All adults listed for heart transplantation from 1997-2016 were identified from United Network for Organ Sharing (UNOS) database. Predictors of mortality were identified using Cox proportional hazard models. As determined by receiving operator characteristics, CI 1.8 L/min/m2 and PAPP 22 mm Hg were considered optimal cutoffs and following four groups of patients were identified: Group 1: CI ≥ 1.8 L/min/m2 and PAPP < 22 mm Hg, Group 2: CI < 1.8 L/min/m2 and PAPP < 22 mm Hg, Group 3: CI ≥ 1.8 L/min/m2 and PAPP ³ 22 mm Hg, Group 4: CI < 1.8 L/min/m2 and PAPP ³ 22 mm Hg. Each group’s Kaplan-Meier curves (Figure 1) were then plotted for 6-month and 1-year survival.

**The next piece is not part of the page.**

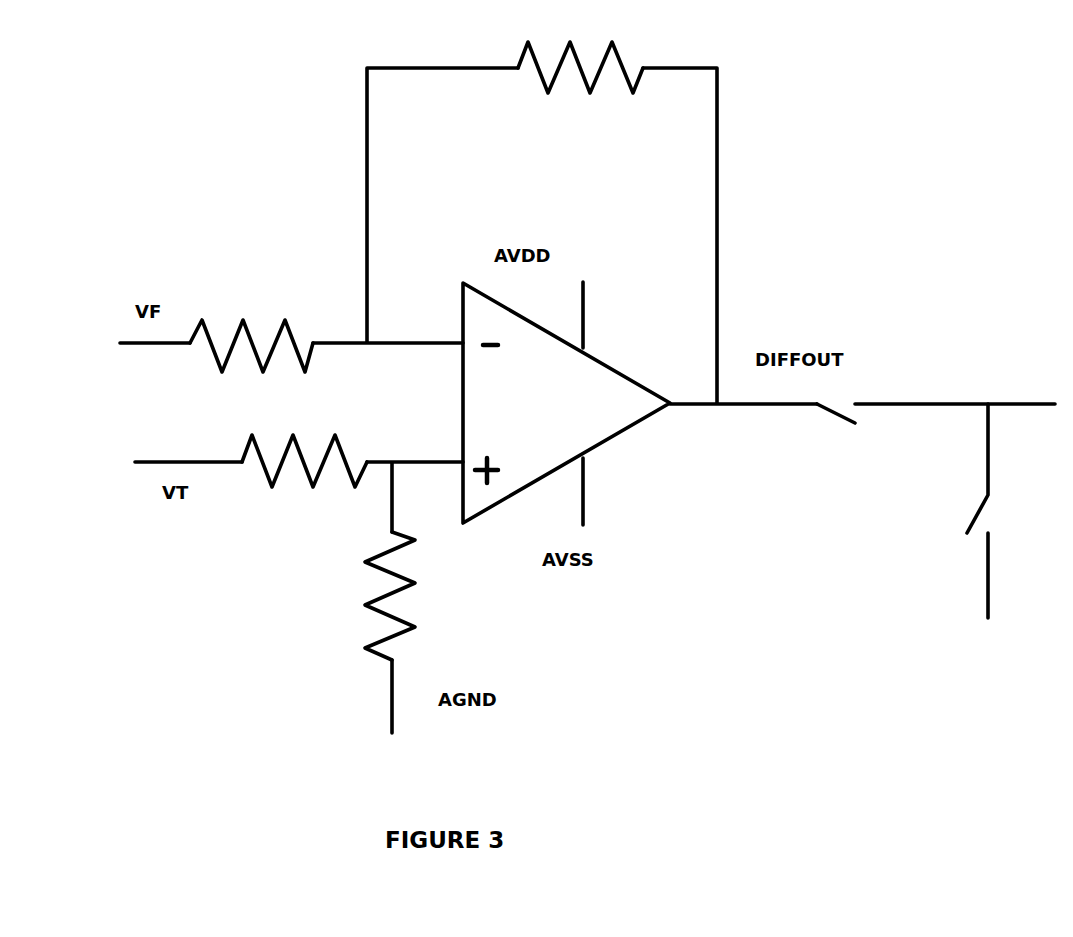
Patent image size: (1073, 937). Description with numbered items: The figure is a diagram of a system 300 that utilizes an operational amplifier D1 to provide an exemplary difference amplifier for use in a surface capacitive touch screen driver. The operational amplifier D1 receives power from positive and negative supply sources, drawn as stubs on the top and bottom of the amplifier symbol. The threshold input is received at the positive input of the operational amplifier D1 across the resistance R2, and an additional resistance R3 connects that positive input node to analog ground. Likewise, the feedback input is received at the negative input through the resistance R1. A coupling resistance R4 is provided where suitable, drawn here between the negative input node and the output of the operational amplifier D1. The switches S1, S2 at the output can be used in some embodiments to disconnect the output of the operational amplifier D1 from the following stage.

After excluding status 1A and patients on left ventricular assist device (LVAD), 4768 patients with end stage heart failure (HF) were identified. On analysis, group 2 and 3, considered to have moderately decreased PAC, were observed to have decreased survival; with hazard ratio (HR) 1.32; CI- 1.22-1.83 and HR 1.51; CI-1.3-1.75 respectively. While group 4, with the least estimated PAC, had the worst survival with HR 1.71; CI-1.42, 2.07. Additionally, multivariate analysis revealed that PAPP was an independent predictor of mortality, HR 1.21; CI-1.07-1.38.
Our analysis thus demonstrates that in a large cohort of HF and WHO group II PH patients listed for heart transplant, PAPP along with CI is an independent predictor of 6-month and 1-year waitlist mortality.